O que essas quatro afirmações têm em comum é que levam em conta a suposta incompatibilidade entre combate à inflação e crescimento econômico, relação determinista ligada à curva de Phillips.

Phelps demonstrou que é preciso corrigir essa curva com elementos relacionados com o agito de corações e mentes até então desconsiderados.

Ontem, no comunicado de concessão do Prêmio Nobel, a Real Academia Sueca assim resumiu a contribuição de Phelps para a teoria econômica: "Ele reconheceu que a inflação não depende apenas do desemprego, mas também das expectativas das empresas e dos empregadores sobre aumento de preços e salários. (...) Mostrou também que há uma taxa de equilíbrio do desemprego levada em conta pelas empresas na contratação dos salários dos funcionários. (...) Essas descobertas influenciaram os bancos centrais nas decisões sobre a definição dos juros" (tradução livre).

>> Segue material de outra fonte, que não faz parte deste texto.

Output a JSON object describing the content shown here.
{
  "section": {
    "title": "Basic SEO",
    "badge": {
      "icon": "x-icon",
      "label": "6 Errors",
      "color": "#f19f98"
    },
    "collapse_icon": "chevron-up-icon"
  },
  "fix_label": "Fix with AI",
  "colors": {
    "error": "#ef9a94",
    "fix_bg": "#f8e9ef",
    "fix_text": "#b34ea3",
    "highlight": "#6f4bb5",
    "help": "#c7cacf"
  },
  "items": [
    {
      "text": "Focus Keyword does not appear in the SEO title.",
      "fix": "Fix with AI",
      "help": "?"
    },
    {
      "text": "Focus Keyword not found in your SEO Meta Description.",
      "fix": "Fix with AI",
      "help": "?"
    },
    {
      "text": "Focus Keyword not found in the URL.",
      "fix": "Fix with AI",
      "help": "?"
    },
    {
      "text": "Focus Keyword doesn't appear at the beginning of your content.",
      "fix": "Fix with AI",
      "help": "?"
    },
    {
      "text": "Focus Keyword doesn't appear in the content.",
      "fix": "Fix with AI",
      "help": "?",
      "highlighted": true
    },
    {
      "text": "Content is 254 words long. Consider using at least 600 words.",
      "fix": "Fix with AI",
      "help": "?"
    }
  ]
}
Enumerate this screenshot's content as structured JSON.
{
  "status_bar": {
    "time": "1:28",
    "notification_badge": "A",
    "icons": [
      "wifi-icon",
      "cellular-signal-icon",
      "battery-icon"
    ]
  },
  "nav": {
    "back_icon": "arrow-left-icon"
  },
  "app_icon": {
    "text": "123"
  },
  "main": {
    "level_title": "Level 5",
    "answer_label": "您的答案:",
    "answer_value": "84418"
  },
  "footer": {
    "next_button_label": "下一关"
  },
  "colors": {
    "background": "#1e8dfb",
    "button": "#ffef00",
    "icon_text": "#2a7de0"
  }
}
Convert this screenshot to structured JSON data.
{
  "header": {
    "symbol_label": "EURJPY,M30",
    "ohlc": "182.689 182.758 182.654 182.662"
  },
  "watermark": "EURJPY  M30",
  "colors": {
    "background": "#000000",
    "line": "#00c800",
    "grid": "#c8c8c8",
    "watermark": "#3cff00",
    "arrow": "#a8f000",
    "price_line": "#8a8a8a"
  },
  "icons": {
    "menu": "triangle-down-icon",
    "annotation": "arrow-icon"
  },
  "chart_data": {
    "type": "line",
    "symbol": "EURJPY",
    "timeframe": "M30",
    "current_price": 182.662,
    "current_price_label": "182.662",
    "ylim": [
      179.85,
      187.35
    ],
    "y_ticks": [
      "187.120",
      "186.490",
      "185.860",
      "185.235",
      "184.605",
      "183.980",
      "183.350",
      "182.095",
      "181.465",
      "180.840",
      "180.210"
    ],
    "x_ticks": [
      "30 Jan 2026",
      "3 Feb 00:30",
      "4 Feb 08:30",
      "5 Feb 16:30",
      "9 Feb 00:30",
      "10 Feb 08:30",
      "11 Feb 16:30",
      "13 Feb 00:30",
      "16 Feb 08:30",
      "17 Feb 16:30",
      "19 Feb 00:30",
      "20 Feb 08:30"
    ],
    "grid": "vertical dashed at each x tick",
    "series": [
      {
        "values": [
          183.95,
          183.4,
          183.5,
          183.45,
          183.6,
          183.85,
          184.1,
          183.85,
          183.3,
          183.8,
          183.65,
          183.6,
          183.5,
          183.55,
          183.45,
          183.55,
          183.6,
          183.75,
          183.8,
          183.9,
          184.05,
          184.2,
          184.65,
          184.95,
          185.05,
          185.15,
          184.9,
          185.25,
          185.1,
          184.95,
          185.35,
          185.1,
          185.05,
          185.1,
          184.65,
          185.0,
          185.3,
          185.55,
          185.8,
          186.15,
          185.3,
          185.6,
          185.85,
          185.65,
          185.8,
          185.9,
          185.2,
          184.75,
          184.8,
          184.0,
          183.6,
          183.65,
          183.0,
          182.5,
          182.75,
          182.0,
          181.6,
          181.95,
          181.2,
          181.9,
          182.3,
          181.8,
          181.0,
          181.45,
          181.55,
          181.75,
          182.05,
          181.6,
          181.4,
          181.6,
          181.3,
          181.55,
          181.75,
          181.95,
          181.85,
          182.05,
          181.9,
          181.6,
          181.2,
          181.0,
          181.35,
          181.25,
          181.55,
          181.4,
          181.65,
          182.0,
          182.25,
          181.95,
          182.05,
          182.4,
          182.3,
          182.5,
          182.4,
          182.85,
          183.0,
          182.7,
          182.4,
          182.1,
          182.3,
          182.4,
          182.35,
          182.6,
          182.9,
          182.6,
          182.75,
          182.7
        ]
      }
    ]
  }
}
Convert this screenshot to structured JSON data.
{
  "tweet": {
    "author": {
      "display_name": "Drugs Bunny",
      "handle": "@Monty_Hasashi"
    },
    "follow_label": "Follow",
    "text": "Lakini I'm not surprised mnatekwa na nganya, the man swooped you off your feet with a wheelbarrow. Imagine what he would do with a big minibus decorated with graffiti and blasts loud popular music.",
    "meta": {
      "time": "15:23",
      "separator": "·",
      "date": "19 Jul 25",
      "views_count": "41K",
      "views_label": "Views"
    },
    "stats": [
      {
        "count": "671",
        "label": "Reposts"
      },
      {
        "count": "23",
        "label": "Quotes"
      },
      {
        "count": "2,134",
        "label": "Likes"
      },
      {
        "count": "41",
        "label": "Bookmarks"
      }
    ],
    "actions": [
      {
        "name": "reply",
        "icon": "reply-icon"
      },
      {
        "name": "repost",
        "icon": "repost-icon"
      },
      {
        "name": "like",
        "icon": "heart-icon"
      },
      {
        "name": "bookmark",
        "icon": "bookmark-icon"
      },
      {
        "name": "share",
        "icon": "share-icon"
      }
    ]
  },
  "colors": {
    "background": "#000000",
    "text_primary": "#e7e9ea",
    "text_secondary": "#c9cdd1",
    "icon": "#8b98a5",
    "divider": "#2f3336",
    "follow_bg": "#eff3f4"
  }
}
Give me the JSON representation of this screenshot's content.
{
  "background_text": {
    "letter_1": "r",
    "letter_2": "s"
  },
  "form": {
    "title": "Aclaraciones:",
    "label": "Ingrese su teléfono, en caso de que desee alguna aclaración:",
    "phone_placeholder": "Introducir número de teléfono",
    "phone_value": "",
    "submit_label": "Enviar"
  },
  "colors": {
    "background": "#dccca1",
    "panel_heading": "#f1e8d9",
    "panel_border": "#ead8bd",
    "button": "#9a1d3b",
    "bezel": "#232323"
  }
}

E essa é também a principal razão pela qual os bancos centrais entenderam que a coordenação das expectativas do mercado é essencial para a eficácia da política de juros. É para aferir o que pensa o mercado, de modo a melhor conduzir o processo, que o Banco Central do Brasil faz um levantamento semanal das principais expectativas de 100 entre os principais agentes econômicos do País (instituições financeiras, empresas, consultorias).

Phelps e outros depois dele demonstraram ainda que a expectativa de uma baixa inflação ajuda a formar a expectativa de baixa inflação também no futuro e que, no ambiente em que é percebida uma maior estabilidade, fica mais fácil induzir políticas que favoreçam a criação de empregos.

Enfim, se o crescimento econômico comparecer aos próximos debates entre Lula e Alckmin, Phelps poderá estar por trás de certos argumentos.